In the free plastic works of the Roman period, the typifying ideal sculpture predominated, the mythological figures and cult images were more or less free copies of Greek models that were also newly combined (e.g. the Ildefonso group in the Prado, Madrid, is a figure freely based on Praxiteles, the other freely designed after Polyklet). Under Augustus Greek originals were used as much as possible for cult images, and original Greek gable figures from the Classical era were also used at the Temple of Apollo on the Marsfeld. The well-known Laocoon group was worked in Rhodes according to the Pergamene model (probably early 1st century AD). Images of gods stood in temples, mythological and allegorical statues z. B. in libraries, palaces, nymphaea and thermal baths. Honor statues, the v. a. found on forums and in basilicas should represent an individual person objectively, with the main focus on the head. The heads of the statues were worked separately, the – usually clothed – figure was of secondary importance. The portrait, conceived from the outset as a bust, found widespread use.

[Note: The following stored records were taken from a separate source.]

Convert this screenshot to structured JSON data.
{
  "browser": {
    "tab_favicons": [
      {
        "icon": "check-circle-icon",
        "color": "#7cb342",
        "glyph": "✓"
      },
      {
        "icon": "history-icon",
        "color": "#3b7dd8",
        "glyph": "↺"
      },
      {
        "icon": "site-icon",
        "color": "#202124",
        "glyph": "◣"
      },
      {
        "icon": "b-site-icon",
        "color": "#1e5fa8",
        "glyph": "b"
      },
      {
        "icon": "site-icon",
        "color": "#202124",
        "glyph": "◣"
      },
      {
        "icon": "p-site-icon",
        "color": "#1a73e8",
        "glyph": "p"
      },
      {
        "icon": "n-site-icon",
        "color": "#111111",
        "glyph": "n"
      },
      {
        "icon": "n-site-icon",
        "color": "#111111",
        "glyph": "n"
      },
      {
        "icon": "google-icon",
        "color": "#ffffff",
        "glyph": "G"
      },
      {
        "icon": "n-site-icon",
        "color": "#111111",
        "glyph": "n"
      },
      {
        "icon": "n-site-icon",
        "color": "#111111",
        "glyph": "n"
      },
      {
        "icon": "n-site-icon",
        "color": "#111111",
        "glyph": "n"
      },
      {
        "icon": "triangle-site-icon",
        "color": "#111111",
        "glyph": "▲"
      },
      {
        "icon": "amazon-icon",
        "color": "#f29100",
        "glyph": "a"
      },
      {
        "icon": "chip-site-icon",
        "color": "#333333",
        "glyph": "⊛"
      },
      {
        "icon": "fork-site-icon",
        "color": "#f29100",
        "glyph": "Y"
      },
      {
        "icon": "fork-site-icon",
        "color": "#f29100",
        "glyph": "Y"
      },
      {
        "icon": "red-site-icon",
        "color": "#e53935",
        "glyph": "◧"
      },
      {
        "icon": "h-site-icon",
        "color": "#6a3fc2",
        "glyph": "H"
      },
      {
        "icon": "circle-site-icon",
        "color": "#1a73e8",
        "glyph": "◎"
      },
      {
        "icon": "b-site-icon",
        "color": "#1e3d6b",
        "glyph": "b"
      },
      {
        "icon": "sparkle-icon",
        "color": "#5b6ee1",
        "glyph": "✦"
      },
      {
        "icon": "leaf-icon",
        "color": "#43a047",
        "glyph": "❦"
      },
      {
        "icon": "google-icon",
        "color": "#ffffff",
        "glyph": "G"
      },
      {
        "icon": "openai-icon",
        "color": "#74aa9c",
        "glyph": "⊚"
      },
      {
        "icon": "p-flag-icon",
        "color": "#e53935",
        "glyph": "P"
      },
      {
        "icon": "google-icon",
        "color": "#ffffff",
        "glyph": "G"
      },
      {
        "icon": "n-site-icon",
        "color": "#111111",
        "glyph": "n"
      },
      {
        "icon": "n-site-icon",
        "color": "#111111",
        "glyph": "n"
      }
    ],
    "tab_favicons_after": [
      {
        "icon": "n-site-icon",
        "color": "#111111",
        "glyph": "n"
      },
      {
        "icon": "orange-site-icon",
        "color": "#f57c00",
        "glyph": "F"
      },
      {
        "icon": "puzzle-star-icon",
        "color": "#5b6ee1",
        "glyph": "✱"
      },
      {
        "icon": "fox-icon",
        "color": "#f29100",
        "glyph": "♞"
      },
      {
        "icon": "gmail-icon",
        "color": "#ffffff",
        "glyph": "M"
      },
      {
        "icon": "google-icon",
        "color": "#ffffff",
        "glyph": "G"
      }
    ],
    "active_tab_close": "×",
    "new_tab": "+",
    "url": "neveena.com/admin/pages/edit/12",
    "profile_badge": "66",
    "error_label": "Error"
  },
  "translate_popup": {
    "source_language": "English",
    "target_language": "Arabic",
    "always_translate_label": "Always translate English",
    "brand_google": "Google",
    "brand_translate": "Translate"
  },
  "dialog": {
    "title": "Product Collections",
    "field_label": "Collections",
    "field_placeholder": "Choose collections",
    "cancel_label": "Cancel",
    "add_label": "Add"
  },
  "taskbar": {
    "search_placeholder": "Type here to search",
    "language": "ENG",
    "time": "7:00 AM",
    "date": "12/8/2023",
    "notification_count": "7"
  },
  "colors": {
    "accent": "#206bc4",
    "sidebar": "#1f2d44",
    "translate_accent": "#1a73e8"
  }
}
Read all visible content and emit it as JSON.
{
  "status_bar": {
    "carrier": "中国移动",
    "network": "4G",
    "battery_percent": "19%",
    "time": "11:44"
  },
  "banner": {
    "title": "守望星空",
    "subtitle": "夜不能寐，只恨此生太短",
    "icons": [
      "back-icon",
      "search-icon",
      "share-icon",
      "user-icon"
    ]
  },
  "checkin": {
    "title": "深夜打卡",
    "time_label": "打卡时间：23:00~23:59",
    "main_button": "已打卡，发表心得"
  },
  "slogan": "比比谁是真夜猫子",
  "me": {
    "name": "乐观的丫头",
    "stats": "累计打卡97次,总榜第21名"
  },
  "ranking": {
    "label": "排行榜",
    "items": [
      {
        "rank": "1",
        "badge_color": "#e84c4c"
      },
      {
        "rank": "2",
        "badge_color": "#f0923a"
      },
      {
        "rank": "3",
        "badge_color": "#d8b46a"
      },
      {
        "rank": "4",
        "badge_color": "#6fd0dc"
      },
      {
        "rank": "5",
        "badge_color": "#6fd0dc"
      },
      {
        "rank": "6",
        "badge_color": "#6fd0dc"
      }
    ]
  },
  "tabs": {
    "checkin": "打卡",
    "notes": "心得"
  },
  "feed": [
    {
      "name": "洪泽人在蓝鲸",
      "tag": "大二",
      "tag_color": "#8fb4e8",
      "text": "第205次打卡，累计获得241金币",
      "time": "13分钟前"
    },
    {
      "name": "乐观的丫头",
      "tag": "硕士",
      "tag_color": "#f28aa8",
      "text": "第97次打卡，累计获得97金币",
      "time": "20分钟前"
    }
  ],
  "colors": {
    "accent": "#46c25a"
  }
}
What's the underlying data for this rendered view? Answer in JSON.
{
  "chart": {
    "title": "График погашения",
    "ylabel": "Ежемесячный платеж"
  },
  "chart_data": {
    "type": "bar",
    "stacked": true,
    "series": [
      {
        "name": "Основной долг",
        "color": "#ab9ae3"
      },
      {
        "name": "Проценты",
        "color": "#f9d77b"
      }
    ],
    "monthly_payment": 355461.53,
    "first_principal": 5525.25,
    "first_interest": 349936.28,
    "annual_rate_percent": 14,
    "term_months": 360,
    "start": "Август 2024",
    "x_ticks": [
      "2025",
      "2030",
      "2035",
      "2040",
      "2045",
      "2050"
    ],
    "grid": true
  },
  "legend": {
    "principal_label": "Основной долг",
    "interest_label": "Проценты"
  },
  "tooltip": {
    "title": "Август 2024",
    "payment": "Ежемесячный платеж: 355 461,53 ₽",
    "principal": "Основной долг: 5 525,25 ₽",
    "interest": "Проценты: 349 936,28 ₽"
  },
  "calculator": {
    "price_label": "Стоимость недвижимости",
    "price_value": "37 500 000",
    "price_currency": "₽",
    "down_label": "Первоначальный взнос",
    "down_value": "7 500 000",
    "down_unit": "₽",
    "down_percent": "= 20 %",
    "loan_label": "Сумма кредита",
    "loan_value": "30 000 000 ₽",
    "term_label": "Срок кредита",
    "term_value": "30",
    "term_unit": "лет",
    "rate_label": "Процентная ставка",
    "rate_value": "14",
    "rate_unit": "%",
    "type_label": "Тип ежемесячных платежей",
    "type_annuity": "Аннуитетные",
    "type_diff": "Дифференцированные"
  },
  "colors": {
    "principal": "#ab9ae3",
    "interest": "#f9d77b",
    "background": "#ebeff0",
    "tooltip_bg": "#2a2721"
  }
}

In the Republican era, portraits were sober (Caesar, Cato), and sometimes they were extremely bitter. Under Augustus it reached a high point of individualization, at the same time the series of official portraits of the emperors began, which were supposed to illustrate certain properties and achievements propagandistically in ideal typification. Classicist-ideal forms of representation of the imperial portraits (Augustus, Trajan, Hadrian) alternated with pathetic (Nero) or realistic (Vespasian). The official types of portraits were spread across the entire Roman Empire through coins and official and private statue foundations, and they were also imitated in every detail in private portraits. After the ideal and courtly refinement of the 2nd century AD (Antinous statue), the late 2nd and 3rd centuries AD created almost revealing portraits, including the emperors (Commodus, Caracalla, Maximinus Thrax, Philip Arabs).

From the 4th and 5th centuries are v. a. Some larger-than-life imperial statues and heads have survived (Constantine statues and heads in Rome; Colossus von Barletta; head of Emperor Theodosius, Istanbul, Archaeological Museum; Empress Ariadne, Rome, Conservator’s Palace), they show abstraction, rigid frontality, a representation principle probably from Iran which found its way into Roman art particularly through Parthian art. In the citizen and civil servant portraits (statues in Rome, Conservator’s Palace; from Ephesus in Vienna and from Aphrodisias in Istanbul) the expressive features of the 3rd century are continued with abstract stylization.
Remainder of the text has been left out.